Daryl Thompson explained that previous strategies for increasing the potency of a natural compound to pharmaceutically therapeutic levels employed the used of other molecular modification schemes. These techniques typically included standard practices such as altering functional groups, the addition or substitution of halogens and or the inclusion of lipid structures. The goal of these modifications would be to increase stimulation or inhibition of the molecule against its target site as well as increase bioavailability.

We will be moving past macro-molecular techniques and go deeper into the sub-atomic

"Unfortunately, these effective techniques are being rendered moot due to lack of patentability due to prior disclosure," Thompson said. "We have devised a method to break through this barrier and open a new path for drug development. We will be moving past macro-molecular techniques as mentioned above and will go deeper into the sub-atomic. Here we can look at molecular modification from the perspective of quantum physics. For instance, our previous work on the Linebacker program utilised halogenation to create electron-rich portions in the molecule to increase its therapeutic potential. This technique, called sigma-hole generation or X-bonding, is well understood in the scientific community. However, once we disclose how we used this technique in a patent to create a new drug, it can never be patented again once the patents are expired."

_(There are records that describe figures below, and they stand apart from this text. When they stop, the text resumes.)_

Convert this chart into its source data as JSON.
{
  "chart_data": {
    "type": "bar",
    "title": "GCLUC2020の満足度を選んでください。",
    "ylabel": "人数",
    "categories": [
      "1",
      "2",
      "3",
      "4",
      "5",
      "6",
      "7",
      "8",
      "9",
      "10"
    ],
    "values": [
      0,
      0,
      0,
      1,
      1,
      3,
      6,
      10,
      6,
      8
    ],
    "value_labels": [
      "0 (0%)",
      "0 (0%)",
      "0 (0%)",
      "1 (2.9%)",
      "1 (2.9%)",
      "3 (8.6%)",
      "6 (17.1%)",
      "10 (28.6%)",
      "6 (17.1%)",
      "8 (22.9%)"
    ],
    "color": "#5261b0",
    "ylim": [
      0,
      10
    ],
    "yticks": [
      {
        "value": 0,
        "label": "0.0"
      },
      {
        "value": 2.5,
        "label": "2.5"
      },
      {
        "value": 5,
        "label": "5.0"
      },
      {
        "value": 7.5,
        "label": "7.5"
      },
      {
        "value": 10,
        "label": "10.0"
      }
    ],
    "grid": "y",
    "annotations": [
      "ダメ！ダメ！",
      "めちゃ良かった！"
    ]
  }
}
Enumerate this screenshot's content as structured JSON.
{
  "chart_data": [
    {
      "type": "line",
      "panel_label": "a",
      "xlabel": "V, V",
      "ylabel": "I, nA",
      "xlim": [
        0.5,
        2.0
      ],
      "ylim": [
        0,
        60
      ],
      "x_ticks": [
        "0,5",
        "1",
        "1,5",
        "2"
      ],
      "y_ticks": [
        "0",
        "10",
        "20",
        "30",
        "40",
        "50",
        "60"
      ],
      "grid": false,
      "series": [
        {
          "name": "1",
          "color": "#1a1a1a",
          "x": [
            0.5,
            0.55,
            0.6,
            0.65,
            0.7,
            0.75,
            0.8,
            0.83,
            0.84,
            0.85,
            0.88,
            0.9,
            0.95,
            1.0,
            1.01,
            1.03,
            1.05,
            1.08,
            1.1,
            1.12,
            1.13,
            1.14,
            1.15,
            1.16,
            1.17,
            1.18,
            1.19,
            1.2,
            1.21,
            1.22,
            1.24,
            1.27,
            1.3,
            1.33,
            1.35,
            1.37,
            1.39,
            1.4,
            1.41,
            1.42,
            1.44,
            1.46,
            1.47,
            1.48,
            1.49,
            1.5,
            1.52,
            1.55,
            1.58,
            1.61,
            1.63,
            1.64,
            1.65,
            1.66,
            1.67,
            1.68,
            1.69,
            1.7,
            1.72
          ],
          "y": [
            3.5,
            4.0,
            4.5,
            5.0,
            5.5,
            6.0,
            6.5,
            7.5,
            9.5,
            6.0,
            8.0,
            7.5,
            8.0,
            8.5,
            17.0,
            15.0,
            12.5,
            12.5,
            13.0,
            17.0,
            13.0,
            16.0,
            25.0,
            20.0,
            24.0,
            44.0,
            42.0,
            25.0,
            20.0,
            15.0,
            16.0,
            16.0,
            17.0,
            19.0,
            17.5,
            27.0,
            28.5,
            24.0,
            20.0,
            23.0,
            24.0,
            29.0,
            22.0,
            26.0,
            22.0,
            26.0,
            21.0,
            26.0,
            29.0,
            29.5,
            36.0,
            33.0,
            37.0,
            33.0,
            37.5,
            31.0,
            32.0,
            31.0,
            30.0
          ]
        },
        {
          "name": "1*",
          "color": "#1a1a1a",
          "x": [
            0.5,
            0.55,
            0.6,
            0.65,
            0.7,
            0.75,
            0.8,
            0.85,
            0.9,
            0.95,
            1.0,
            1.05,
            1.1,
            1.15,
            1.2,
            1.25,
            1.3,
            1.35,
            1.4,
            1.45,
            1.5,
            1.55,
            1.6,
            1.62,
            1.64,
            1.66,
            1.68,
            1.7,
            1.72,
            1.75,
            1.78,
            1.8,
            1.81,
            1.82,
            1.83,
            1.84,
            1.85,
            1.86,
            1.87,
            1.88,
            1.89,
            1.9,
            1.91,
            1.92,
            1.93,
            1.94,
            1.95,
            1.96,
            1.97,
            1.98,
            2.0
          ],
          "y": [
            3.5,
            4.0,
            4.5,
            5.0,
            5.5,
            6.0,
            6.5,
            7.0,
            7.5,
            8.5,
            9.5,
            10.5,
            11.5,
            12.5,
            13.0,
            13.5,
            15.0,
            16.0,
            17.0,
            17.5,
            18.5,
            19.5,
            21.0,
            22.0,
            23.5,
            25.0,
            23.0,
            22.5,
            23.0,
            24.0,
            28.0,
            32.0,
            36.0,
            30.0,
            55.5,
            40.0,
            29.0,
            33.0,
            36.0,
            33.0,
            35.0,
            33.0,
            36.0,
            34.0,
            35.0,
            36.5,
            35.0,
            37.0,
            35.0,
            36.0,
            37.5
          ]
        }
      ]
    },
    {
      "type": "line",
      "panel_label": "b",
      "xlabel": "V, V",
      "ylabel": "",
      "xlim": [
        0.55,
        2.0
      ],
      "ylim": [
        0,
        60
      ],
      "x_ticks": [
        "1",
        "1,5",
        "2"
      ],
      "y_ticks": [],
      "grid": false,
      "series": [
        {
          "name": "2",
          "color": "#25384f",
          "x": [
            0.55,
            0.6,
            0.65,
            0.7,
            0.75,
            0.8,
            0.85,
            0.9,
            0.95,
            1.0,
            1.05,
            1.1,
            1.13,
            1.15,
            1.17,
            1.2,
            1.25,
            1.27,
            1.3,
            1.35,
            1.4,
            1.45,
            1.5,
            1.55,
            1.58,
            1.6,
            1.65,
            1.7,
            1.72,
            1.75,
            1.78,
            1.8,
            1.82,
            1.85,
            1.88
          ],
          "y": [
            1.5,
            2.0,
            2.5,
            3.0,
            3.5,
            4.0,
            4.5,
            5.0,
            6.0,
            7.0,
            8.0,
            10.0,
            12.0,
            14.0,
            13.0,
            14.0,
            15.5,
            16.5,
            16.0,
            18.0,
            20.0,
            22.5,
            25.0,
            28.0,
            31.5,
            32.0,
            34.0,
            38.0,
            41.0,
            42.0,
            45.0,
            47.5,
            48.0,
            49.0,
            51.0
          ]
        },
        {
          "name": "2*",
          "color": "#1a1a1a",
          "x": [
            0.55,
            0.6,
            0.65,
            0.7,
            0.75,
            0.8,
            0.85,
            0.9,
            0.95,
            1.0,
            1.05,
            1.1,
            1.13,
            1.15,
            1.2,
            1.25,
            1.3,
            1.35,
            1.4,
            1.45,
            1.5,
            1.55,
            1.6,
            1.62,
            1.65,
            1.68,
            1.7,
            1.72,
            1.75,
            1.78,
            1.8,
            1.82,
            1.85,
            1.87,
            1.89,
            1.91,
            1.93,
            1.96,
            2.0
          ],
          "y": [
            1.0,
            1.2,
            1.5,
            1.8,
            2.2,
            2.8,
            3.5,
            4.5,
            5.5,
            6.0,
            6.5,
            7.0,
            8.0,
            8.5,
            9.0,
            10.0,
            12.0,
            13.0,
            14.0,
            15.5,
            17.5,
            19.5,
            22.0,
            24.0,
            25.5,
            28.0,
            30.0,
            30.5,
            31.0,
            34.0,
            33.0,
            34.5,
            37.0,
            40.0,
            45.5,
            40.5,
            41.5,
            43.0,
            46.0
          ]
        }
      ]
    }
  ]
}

Thompson went on to say that quantum molecular modifications approach this problem from the perspective of manipulating the sub-atomic electron balance as a whole in consideration of the sum of both kinetic and potential energies within the molecular state. The exploitation of modification of this type by total energy configurations allows the use of quantum principles such as the Hamiltonian Operator as tools for understanding how to manipulate subatomic forces to increase a molecule's effectiveness as potential new life-saving drug.

"This approach allows for a virtually endless array of methods that can lead to a new era in drug discovery possibilities. With our Biodefense mission complete, we will now move forward with the initialisation of our Quantum Applications Research Platform. We expect to deliver the first 6 Quantum molecules to research institutes within three business quarters," Thompson concluded.